Student loans and salted fish

          Confucius was reading to one Zhou emperor a story from the book “The art of peace”, recently published by a fashionable philosopher. They multiply like flies these days. 

          “Once, I wandered into a village in the Eastern Provinces. Everybody was happy and well fed except for one man who was begging for food in the village square. I remembered the ancient proverb. If I give this man a fish, I feed him for one day. If I teach him how to fish, I feed him for a lifetime. So, I taught him the art of luring and catching fish from the sea.

          I returned to the village a few months later. I found the man on the shore with a boat full of freshly caught fish. I cherished the sight. Next to the boat was a vat of salt. The man took the fish from the boat one by one, salted it thoroughly, and then he threw the fish in the sea. He confessed that he is now even hungrier than before. He cannot go back to the life of begging because now he has a trade, with the pride and dignity that come with it. In the same time, he abhors salted fish. It started with events that happened before he was born. His grandfather returned an invalid from the Russian front. The country rewarded him with five acres of land and a lifetime pass on any train in the national railway system. He soon discovered a loophole in the deal: the weight of the luggage he could transport for free was not limited in any way. He sold his five acres and traveled to the ports by the sea. He loaded crates upon crates of salted fish and sold it in his hometown where it was considered a rare delicacy. Later he moved train loads of salted fish to all corners of the empire. The communists confiscated his fortune and sent him and his family to a reeducation camp in this village. Salted fish has brought ruin to his family.”

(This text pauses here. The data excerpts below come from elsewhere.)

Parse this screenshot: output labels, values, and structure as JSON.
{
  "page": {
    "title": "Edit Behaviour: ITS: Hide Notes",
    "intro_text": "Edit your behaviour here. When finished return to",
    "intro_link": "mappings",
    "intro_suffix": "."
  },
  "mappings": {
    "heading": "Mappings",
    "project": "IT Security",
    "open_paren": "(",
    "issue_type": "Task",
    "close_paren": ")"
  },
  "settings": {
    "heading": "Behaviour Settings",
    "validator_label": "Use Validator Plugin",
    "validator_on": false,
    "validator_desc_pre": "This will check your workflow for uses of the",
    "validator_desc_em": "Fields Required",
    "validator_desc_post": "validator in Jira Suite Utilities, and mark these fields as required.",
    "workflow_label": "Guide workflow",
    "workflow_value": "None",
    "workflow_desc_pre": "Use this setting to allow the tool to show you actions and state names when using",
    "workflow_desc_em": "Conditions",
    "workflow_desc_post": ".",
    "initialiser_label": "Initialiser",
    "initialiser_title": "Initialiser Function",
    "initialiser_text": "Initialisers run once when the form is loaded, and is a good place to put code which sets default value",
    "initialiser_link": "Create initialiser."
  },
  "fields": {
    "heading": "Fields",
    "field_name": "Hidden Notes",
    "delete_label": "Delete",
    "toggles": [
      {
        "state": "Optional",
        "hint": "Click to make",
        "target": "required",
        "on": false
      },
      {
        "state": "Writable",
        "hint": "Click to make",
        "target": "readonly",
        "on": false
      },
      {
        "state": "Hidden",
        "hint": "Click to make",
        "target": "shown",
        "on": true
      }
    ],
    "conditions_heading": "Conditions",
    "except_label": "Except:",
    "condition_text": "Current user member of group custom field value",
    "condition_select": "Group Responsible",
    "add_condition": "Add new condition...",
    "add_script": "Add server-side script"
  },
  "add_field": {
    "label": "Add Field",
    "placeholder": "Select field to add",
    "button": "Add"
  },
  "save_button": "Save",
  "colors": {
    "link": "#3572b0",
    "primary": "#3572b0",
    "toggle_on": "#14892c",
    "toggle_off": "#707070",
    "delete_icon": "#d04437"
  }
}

          Confucius went on and on, trying to explain to the emperor how freedom of choice is not ours to make. The choice is already made for us and we fool ourselves with the illusion that we are free. Our future has already happened before and our time is just one of an infinite number of replays. The emperor was growing impatient and he asked: “Is there a point to this story?” Confucius had a lot more to say but he sensed the irritation in the voice of the emperor. He did not want to bring the emperor’s wrath upon himself. He replied: “No, sire. I just wanted to say.”

          The point that Confucius wanted to make was that something must be done about the student loan debt. The practice of lending money for education started a long time ago. In the old days someone said: “Give a man a book and you feed his mind for a day. Send him to school, teach him how to write books and you feed his mind for a lifetime.” Young minds eagerly incur large debts to pay for the education that promises to free them. They soon discover that they have to pay back the loans even if the books they write don’t sell. If they default on the loans, they remain perpetual enemies of the empire. There are statutes of limitations for any other crime but not for student loans. Bank robbers get a sentence of ten to twenty years in jail. They get out sooner on parole or a pardon from the emperor. 

Photo of Captain Bligh being set adrift by the crew of HMS Bounty after the mutiny

          In 1808 The American whaling ship Topaz rediscovered the island of Pitcairn. John Adams was the last surviving crew member from the mutineers on the Bounty. It has been 19 years since Captain Bligh was set adrift on a boat in the middle of the Pacific. John Adams, like the other mutineers, was guilty of one of the greatest crimes conceivable for a seafaring nation. Still, the British Navy dispatched a ship to Pitcairn with the urgent mission to grant John Adams amnesty for the mutiny. Shortly he died a free man and a patriarch to his people. Twenty years was considered a life sentence. Human lifespan was much shorter back then.         

          There is one simple way to solve the problem of student debt. Stop all those who were taught how to fish from squandering precious resources: instead of throwing the salted fish in the sea, they should take it to the market. With the money earned they can buy the unsold books from those who were taught how to write books. The empire will get taxes for the salted fish and the books sold. This narrow window of opportunity is open for a limited time. The sea is warming at an alarming rate and all the fish will disappear in fifty years.